Nam June Paik: Moon Is the Oldest TV 2023 Movie Review
I don’t need Steve Yuen’s dulcet tones to elucidate the genius that was Nam June Paik. I don’t really see how the latter had an impact on the former. This is just a tool to make a somewhat mercurial subject more digestible for the masses, which is quite reductive honestly speaking. There was barely any exposition to really get at the heart of what made NJP so great. This is the kind of introductory course that spends 2hrs insisting “NJP is great! NJP is so great,” but barely attempts to explain why he was great, and I suppose that is the strength of relying purely on archives. Moreover, the documentary telegraphs everything by following the conventions of chronological narration.
Beginning with his early life in war-torn Korea, to his restless irreverent youth, to his maximal, big-scale mid-life period, to his very sad decline. I understand that for an audience who knows nothing about NJP, chronology is an easy form of exposition, however, this barely scratches the surface of his radicalism and complete rejection of art world greed.

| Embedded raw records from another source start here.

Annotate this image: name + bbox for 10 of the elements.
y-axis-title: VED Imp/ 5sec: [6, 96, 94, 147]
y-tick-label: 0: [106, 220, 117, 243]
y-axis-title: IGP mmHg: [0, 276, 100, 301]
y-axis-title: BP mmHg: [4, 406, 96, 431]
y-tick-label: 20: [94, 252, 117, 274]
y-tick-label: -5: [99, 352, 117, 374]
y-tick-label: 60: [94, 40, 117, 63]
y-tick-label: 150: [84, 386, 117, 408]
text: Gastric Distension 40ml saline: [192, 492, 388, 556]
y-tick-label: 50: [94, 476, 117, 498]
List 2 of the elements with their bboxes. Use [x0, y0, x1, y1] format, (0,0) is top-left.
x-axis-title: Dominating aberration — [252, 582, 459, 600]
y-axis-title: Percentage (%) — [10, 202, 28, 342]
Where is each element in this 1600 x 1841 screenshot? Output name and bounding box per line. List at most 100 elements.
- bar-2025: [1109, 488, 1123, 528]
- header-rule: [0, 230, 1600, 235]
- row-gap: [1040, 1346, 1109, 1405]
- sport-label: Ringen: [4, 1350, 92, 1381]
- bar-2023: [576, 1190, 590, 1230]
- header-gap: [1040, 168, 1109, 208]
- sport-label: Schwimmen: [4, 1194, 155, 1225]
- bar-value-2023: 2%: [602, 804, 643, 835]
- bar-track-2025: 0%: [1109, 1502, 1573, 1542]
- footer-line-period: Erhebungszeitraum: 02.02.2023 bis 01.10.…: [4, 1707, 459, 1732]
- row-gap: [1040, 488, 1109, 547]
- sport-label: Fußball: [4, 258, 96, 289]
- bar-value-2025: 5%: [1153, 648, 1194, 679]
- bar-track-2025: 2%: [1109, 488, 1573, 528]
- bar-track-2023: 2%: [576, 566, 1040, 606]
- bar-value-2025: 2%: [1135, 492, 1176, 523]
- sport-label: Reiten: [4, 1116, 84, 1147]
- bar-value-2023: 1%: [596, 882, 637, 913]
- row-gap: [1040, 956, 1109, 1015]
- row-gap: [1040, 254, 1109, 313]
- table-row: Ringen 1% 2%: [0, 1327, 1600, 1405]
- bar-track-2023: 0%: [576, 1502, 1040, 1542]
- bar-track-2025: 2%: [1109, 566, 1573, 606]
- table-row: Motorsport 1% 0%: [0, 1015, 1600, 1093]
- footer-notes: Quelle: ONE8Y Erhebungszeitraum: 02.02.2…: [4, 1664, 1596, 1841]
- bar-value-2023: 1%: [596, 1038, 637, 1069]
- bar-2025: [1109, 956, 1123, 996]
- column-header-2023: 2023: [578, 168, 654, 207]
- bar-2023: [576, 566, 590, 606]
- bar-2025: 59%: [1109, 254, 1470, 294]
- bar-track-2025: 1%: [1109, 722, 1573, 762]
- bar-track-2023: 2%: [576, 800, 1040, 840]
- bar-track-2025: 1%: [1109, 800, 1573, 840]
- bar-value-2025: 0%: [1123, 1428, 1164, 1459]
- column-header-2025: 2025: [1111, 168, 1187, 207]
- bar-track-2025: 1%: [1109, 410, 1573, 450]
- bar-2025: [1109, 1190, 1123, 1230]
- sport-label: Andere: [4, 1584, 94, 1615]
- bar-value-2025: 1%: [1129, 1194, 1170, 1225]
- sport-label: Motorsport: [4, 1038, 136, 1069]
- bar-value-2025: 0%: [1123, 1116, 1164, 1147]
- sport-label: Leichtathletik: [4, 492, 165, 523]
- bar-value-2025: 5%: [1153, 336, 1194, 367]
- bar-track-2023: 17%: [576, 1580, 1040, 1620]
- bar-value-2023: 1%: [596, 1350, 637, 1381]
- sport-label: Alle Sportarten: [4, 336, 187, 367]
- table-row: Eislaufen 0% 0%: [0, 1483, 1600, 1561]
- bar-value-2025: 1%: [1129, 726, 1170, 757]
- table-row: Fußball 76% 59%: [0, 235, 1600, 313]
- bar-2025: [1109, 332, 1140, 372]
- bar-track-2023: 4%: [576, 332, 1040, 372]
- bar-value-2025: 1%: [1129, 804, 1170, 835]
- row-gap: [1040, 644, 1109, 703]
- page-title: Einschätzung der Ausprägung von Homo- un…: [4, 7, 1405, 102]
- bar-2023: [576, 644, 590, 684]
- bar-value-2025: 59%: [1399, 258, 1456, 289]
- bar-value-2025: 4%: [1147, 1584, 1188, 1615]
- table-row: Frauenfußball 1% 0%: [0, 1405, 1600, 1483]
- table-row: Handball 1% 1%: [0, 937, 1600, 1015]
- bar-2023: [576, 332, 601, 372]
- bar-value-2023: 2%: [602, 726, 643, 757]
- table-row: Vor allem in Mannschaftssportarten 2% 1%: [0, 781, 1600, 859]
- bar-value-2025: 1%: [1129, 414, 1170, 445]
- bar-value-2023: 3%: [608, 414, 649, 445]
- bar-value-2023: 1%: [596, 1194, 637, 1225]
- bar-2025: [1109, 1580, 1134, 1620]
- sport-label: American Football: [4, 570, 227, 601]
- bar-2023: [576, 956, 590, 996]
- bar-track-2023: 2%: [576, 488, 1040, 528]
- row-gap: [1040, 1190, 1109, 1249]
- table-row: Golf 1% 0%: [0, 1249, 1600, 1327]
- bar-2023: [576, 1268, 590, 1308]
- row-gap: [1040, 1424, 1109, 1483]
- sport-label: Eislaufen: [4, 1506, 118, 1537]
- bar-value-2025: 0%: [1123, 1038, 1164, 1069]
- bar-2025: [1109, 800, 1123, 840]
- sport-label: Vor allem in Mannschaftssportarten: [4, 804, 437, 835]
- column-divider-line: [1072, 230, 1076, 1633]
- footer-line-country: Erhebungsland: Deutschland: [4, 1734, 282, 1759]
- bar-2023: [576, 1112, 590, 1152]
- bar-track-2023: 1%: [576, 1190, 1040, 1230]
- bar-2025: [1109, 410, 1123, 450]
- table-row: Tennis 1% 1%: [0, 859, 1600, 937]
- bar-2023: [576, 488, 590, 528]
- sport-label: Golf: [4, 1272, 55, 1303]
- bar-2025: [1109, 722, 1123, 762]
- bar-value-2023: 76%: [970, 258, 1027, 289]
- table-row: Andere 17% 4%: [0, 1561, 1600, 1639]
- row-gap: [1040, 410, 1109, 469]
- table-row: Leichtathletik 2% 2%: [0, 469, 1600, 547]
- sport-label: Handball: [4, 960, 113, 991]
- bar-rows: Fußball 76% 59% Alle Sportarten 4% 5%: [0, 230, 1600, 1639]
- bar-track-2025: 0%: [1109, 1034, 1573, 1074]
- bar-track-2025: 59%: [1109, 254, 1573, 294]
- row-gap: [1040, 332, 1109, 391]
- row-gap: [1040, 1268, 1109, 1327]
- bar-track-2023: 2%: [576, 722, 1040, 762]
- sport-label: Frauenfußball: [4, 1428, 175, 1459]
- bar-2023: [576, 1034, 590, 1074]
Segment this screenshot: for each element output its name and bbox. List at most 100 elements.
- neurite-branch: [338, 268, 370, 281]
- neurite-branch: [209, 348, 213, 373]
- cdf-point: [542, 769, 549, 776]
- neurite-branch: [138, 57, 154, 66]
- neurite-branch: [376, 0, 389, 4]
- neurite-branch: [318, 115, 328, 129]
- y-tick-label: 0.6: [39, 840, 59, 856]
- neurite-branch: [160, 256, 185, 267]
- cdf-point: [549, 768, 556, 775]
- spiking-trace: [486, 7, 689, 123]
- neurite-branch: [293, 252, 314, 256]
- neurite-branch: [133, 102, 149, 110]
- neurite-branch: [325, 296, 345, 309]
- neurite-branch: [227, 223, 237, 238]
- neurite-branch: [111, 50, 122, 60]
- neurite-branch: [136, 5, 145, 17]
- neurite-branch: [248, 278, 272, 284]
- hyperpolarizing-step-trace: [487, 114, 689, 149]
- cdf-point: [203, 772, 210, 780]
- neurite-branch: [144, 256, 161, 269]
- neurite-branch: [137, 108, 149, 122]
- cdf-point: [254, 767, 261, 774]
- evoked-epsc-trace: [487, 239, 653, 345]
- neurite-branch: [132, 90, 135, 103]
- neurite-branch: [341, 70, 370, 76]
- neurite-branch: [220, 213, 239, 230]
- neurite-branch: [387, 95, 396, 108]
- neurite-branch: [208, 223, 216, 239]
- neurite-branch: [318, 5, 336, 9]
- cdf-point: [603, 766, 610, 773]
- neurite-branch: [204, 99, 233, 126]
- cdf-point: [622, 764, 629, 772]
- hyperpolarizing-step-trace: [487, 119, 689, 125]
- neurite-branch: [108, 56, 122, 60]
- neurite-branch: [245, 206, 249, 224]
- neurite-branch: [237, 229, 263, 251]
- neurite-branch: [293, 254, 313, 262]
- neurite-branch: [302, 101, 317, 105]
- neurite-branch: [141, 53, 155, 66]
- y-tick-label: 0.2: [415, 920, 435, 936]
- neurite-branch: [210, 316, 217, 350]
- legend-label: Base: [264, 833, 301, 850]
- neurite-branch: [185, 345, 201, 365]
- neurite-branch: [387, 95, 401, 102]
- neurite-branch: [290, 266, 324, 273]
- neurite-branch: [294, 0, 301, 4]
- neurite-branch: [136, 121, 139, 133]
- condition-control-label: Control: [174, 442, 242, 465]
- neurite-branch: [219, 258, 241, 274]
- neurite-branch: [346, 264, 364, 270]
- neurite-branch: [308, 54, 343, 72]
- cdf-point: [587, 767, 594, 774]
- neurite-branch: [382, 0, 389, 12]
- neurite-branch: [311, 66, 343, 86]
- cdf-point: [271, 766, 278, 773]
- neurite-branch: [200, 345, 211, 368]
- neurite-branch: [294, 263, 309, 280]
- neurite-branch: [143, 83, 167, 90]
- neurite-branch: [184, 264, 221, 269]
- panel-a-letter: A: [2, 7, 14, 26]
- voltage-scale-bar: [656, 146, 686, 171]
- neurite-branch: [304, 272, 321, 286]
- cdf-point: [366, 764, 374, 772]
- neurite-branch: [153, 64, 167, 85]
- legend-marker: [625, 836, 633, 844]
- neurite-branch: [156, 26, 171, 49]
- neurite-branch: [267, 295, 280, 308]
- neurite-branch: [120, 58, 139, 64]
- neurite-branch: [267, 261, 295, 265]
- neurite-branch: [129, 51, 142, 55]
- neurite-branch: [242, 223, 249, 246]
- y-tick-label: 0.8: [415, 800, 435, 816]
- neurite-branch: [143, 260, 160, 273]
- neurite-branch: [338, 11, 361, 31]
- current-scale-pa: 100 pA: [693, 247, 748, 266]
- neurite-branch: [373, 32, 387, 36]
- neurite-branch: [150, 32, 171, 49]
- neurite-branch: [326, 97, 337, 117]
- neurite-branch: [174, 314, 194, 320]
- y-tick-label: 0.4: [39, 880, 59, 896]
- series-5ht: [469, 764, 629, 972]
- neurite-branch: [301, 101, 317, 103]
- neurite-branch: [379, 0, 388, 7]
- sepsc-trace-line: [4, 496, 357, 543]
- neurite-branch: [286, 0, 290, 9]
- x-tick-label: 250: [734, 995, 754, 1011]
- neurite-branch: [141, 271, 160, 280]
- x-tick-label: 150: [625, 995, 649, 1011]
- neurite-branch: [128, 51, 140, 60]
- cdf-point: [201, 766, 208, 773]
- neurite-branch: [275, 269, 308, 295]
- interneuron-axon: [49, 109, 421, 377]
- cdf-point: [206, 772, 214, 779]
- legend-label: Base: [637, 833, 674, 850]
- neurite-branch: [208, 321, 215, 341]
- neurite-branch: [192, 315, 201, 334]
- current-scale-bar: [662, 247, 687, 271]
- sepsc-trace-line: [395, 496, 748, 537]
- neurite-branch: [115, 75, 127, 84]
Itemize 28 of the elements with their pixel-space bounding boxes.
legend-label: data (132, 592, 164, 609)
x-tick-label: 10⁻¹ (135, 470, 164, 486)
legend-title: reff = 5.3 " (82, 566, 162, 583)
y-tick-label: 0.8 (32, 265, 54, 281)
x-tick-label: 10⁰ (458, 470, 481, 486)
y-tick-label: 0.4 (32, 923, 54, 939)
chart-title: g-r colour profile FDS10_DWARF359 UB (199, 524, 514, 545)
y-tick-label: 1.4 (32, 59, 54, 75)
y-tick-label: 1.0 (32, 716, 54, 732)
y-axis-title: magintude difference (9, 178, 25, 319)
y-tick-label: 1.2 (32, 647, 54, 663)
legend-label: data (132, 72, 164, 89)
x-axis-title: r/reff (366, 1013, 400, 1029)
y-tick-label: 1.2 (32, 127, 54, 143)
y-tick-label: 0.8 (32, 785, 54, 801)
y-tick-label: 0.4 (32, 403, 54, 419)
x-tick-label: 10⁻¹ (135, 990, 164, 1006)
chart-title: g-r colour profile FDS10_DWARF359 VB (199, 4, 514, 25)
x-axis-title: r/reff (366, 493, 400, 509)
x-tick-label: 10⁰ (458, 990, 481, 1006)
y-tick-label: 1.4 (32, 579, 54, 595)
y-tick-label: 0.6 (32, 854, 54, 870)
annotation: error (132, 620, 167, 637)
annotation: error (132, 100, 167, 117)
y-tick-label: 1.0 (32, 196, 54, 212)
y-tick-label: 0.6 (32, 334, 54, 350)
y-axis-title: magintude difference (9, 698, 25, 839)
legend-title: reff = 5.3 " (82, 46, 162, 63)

Unfortunately, decades after his death, his art has been desecrated into some form of commodity, which is the last thing he would have wanted. This is of no fault of the filmmaker, but rather the disgusting nature of art world auction houses and foundations.
What is mostly omitted from this narrative is Kubota’s participation in the work they did together (her image appears briefly only when Fluxus is mentioned in the NY timeline and later by interview, but the interview is edited in an odd way), and her own radicalism to the medium.
Too often when we speak about a radical male artist, there seems to be erasure of the woman who stood by that artist and made work that was equally irreverent. To be fair, Shigeko jokes in her own words, “I was a groupie. They say Koreans are marathon runners, but I was fast too,” however, her contributions are largely cut down here. In 2023, I was hoping that we wouldn’t have to deal with this double standard. I suppose this is not any fault on the filmmaker per se, but perhaps the estate.
At least not all of his female collaborators were erased since we do get a healthy amount of Charlotte Moorman. But oddly enough there is no mention of his highly influential period in Tokyo (circa 1961-1963), not to mention his early education at Tokyo University (1953) which he clearly threw out the window. The only mention of Nam June in Japan is his return to Japan later on when he contacted Shuya Abe and asked him to help build the first video synthesizer. All in all, it is watchable but underwhelming.